第25話 ドワーフじゃなかった……

「あれ? 道間違えたかな」


地図通り進んでいたんだけど、気づけば薄暗い路地的な場所に来ていた。人が通るには十分な広さだけど雰囲気は良くないなぁ。悪い人が出てきそうな感じがする。


か弱き乙女である私がそんな人たちに会ってしまったら最後、何をされるかわかったもんじゃない。早く武器屋さんに着かないと。地図と睨めっこしつつ先を急いだ。


そして何事もなくたどり着けた。思ったよりこの世界は平和なのかもしれない。にしても、これ知ってないと絶対辿り着けないタイプのお店だ。いわゆる隠れ家的なあれ。


扉の前に立ち、軽く3回ノックする。


コン、コン、コン。


あれら反応がない。聞こえてないのかな?


コン、コン、コン。


さっきよりちょっと強めにノックしてみたけど、やっぱり反応がない。場所間違えたのかな? 地図をもう一回見ても、ここで間違いなさそうだけど。


「失礼しまーす」


ドアに手をかけると立て付けが悪いのか開けにくかったけど、入れるほどの隙間は開いた。
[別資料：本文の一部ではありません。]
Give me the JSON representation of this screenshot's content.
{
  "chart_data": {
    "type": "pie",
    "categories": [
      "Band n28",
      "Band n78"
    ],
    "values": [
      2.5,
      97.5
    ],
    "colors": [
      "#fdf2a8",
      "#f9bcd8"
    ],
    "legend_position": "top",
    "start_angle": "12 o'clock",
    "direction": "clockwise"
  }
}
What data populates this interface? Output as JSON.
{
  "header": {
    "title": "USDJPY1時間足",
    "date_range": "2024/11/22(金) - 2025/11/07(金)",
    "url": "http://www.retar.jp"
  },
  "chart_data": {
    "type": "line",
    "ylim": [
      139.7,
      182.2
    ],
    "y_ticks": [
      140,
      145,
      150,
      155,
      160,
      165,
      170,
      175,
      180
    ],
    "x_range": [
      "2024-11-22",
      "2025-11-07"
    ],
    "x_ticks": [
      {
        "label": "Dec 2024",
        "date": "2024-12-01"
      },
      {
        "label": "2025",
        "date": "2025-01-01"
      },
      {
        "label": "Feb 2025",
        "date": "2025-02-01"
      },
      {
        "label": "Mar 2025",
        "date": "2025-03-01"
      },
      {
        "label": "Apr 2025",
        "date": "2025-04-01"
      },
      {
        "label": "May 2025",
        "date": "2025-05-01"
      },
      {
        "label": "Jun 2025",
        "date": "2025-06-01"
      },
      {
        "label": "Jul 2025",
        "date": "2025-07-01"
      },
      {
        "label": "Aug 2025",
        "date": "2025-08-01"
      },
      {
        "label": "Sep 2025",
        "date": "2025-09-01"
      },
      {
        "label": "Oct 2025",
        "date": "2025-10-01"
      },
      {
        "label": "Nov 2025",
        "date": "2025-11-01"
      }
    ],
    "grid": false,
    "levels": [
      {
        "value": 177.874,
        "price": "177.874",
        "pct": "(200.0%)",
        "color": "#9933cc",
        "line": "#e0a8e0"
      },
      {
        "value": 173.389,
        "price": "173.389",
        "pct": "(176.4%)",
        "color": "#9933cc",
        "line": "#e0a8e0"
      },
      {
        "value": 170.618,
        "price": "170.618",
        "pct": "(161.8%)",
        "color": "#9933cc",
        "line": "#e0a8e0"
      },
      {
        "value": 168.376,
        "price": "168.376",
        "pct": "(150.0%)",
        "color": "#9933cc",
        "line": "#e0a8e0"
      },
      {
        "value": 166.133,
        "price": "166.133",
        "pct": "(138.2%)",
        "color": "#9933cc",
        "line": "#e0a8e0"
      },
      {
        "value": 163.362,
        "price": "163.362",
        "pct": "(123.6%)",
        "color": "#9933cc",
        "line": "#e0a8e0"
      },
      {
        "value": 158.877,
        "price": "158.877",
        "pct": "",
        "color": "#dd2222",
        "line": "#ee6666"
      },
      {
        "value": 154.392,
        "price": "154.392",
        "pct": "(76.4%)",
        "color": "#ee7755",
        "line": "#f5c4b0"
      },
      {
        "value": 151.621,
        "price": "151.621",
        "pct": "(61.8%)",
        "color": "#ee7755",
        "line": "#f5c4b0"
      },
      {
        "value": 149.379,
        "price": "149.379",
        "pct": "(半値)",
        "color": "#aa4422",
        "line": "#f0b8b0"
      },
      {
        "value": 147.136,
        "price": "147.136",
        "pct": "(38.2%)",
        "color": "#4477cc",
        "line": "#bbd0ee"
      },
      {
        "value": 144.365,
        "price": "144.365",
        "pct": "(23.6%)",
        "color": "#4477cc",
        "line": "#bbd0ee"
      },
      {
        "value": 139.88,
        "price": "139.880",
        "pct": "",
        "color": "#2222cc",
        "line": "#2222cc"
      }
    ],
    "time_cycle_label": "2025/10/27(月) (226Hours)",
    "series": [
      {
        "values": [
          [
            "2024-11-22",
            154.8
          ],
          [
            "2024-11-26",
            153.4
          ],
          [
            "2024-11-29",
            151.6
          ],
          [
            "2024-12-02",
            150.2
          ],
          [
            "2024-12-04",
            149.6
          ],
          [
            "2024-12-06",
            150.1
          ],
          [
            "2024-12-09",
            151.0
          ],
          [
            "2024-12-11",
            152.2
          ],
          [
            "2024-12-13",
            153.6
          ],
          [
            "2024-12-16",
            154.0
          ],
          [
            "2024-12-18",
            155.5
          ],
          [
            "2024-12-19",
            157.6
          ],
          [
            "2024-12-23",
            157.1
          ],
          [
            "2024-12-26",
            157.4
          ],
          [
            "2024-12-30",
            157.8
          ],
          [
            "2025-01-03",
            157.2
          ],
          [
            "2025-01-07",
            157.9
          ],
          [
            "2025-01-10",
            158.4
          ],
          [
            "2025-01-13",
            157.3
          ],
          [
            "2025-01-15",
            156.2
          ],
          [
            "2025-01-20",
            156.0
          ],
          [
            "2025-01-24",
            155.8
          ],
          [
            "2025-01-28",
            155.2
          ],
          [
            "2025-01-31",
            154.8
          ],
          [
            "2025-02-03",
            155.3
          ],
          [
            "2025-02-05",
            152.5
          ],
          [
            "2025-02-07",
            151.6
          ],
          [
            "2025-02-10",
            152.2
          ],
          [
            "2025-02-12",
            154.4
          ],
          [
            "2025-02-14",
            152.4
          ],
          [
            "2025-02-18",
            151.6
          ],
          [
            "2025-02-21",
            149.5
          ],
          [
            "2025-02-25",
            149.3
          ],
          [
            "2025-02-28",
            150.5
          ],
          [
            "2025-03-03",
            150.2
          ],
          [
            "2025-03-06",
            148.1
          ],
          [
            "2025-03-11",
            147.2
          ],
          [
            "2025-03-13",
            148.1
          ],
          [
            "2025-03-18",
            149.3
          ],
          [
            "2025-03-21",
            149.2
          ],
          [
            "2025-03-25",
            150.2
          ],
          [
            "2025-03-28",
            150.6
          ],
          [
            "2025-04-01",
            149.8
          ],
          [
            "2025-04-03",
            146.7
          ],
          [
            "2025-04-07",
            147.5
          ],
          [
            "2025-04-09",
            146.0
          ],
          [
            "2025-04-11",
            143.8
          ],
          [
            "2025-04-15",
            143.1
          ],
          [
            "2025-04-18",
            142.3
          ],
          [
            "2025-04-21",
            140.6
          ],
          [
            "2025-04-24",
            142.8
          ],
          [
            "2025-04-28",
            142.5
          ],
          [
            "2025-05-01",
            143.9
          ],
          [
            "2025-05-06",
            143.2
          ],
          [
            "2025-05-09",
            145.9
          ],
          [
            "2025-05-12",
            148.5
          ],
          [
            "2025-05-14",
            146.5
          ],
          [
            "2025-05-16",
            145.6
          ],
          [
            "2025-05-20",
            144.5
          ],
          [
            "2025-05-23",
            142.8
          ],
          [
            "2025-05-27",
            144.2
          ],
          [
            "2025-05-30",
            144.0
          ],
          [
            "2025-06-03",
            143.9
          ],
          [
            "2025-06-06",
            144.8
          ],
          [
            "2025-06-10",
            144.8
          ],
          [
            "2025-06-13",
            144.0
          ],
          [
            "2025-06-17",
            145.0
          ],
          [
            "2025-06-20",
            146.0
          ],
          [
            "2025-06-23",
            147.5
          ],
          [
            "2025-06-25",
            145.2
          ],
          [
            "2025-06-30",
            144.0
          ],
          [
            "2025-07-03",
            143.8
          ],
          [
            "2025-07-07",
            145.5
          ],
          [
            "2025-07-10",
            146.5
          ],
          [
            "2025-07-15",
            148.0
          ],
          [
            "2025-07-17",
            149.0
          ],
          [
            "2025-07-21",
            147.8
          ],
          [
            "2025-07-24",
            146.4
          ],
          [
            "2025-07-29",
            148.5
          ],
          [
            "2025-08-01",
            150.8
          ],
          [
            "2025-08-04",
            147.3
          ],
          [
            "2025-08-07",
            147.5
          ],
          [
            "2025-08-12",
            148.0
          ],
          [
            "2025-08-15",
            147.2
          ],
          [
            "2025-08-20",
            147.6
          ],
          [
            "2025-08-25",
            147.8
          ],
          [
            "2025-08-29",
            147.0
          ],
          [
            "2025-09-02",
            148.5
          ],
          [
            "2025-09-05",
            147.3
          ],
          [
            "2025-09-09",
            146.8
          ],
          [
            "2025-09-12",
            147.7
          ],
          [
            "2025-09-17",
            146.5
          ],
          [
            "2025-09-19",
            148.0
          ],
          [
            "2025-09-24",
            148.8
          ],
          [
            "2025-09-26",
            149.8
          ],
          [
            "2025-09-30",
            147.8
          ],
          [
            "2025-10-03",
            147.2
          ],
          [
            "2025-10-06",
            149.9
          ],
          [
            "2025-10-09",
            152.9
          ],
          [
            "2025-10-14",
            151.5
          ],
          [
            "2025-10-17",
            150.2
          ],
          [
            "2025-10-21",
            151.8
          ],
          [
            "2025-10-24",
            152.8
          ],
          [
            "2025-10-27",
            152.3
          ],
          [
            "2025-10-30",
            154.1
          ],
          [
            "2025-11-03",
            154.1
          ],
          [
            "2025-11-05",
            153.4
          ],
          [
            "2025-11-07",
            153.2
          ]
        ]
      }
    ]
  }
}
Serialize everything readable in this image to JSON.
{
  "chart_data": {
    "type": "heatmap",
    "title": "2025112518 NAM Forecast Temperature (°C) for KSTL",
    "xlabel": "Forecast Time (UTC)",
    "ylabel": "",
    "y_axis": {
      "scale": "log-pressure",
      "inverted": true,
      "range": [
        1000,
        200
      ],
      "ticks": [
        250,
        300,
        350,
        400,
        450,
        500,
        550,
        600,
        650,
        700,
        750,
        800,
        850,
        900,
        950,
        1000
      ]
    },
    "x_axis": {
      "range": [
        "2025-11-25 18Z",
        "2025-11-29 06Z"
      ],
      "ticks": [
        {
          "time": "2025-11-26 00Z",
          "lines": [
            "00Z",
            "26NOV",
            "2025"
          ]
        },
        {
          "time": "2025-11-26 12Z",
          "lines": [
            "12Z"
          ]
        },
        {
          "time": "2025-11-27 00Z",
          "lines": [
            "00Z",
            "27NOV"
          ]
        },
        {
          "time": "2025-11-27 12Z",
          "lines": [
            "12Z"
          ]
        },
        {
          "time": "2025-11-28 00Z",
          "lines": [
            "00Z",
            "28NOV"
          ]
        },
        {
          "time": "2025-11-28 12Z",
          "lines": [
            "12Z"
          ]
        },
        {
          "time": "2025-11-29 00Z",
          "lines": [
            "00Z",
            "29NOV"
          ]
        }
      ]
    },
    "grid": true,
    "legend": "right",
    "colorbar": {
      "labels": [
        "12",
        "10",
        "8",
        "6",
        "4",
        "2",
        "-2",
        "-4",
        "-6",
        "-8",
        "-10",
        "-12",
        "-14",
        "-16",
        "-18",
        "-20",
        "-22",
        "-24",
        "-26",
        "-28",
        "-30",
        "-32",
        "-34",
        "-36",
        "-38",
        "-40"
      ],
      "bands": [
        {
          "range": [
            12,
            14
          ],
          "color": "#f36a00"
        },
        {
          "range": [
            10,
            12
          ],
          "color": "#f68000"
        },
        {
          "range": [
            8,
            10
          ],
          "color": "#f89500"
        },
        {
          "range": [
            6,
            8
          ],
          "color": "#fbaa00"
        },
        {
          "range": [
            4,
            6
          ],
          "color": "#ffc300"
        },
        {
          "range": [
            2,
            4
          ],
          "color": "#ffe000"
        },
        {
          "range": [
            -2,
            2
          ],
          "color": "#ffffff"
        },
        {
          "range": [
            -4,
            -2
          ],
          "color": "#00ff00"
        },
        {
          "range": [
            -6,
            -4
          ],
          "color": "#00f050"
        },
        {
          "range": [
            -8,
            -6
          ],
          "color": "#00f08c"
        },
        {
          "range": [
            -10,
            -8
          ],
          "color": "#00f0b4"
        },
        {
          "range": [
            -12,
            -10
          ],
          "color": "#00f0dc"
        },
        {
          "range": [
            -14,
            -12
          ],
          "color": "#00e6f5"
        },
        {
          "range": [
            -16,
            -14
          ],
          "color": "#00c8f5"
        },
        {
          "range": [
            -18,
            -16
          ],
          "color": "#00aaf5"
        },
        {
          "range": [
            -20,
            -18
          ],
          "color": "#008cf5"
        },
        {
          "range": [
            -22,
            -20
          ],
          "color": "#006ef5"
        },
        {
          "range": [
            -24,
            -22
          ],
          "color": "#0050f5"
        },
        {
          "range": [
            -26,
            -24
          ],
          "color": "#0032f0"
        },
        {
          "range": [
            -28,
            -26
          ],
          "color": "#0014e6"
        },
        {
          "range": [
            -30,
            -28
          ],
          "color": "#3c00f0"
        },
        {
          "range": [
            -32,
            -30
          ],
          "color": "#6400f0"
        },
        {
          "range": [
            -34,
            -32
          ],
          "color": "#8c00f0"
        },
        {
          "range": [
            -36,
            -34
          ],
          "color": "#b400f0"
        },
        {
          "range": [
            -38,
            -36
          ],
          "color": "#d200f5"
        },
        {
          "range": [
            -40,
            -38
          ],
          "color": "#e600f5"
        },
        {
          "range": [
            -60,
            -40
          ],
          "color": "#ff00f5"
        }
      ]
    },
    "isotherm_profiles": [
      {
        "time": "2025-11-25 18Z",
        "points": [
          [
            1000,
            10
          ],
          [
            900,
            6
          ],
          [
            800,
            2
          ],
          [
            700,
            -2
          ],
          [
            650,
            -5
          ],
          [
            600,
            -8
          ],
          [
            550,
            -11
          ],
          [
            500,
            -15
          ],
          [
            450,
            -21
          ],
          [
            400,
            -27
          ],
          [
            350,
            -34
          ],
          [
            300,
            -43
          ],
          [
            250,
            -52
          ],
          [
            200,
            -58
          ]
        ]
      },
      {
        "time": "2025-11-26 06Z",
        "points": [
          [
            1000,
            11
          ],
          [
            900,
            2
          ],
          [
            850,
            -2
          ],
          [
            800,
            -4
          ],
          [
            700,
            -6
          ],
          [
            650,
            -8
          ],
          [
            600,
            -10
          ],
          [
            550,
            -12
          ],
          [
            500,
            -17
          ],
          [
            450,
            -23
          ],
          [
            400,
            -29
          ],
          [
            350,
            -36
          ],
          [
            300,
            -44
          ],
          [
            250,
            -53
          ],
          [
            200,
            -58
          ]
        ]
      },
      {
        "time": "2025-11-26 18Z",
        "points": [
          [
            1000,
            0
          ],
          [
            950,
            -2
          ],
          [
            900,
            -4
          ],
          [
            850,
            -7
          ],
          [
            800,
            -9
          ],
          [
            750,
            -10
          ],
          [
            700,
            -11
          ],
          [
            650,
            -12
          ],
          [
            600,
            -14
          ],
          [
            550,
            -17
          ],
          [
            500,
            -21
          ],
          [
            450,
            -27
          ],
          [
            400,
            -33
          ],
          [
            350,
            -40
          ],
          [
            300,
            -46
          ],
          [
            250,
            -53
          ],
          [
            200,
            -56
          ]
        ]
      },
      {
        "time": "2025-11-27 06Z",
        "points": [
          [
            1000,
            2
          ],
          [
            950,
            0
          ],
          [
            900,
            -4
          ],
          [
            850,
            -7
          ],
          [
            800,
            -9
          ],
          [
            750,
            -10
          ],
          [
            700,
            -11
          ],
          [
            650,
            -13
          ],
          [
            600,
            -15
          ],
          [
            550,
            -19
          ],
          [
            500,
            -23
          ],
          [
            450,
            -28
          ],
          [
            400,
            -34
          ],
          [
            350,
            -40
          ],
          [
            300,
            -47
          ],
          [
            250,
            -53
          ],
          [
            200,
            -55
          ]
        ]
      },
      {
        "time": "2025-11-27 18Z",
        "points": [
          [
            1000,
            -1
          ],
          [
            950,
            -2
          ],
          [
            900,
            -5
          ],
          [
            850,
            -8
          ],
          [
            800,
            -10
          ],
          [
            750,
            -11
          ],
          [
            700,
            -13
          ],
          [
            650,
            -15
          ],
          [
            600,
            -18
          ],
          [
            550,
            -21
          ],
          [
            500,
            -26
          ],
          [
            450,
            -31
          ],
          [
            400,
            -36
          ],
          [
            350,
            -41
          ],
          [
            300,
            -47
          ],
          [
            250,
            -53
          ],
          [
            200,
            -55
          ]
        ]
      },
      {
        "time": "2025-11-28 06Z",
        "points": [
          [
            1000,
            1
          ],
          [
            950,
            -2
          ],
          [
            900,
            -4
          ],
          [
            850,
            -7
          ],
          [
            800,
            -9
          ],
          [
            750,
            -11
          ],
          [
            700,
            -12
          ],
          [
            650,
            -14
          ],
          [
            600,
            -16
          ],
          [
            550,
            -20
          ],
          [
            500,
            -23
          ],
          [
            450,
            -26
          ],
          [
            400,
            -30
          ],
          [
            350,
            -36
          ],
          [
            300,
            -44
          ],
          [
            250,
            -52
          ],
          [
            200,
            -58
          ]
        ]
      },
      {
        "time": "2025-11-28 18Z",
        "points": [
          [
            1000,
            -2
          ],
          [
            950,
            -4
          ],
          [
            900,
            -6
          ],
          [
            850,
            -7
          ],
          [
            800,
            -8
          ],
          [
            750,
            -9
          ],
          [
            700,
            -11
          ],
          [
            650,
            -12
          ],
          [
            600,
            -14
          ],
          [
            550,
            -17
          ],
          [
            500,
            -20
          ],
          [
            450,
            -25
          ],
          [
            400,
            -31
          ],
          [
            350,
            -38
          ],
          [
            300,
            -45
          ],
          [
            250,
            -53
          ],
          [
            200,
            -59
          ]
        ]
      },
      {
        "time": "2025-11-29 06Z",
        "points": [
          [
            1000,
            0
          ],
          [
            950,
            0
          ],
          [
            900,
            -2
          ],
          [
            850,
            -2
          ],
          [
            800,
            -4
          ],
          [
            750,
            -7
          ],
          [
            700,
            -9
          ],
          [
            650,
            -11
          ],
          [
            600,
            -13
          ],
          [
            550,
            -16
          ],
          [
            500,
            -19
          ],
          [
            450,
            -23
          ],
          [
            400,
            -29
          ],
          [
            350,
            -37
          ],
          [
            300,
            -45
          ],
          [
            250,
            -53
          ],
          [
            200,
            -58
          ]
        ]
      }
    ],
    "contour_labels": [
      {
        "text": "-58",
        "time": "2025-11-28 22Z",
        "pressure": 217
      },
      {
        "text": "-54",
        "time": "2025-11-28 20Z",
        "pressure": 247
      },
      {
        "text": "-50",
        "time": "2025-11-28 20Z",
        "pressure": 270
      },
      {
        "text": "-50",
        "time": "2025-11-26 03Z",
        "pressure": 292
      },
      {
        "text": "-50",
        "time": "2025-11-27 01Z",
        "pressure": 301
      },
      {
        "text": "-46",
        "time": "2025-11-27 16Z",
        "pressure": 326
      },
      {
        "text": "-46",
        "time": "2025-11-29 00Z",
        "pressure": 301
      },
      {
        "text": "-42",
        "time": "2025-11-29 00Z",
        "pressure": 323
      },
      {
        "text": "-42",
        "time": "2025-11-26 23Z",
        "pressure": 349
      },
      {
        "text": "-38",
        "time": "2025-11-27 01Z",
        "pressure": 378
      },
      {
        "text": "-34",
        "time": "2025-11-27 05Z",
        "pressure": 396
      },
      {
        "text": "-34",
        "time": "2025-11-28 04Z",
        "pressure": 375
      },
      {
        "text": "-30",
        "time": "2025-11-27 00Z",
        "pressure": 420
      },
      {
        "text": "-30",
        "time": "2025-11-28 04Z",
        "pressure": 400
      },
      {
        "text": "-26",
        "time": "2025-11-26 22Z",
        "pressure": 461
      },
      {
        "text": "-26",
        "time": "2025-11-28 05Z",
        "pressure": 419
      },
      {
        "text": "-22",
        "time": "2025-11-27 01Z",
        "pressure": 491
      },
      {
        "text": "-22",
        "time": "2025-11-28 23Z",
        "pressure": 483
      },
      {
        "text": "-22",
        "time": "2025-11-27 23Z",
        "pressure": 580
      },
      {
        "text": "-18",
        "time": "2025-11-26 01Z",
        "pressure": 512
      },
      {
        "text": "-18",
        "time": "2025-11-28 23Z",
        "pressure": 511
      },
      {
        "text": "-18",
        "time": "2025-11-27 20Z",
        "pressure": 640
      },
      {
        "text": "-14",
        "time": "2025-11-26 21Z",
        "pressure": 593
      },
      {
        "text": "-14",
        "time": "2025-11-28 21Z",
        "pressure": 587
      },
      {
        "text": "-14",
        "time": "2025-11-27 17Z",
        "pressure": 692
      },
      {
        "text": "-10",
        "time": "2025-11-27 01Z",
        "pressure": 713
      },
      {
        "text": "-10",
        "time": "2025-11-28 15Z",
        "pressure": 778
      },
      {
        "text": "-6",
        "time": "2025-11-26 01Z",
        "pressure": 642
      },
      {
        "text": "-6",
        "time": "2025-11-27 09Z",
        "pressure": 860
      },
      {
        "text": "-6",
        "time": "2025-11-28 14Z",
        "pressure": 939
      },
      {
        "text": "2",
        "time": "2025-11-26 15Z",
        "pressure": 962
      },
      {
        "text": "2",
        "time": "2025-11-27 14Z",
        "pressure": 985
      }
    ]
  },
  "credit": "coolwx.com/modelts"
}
鍵はかかっていなかったみたい。これ勝手に入ったら不法侵入とかになるんかな? なんて考えていると、


「いらっしゃい」


中からしわがれた低めの声が聞こえた。何だ、居るじゃん。よかった。


「失礼しまーす」


恐る恐る中に入った。薄暗かったけどイメージ通りの内装の武器屋で、気難しそうなおじさんがいた。うわーすごい。テンション上がるね。そう言えばこの世界で人間以外まだ見ていないな。ドワーフだったら完璧だったんだけどね。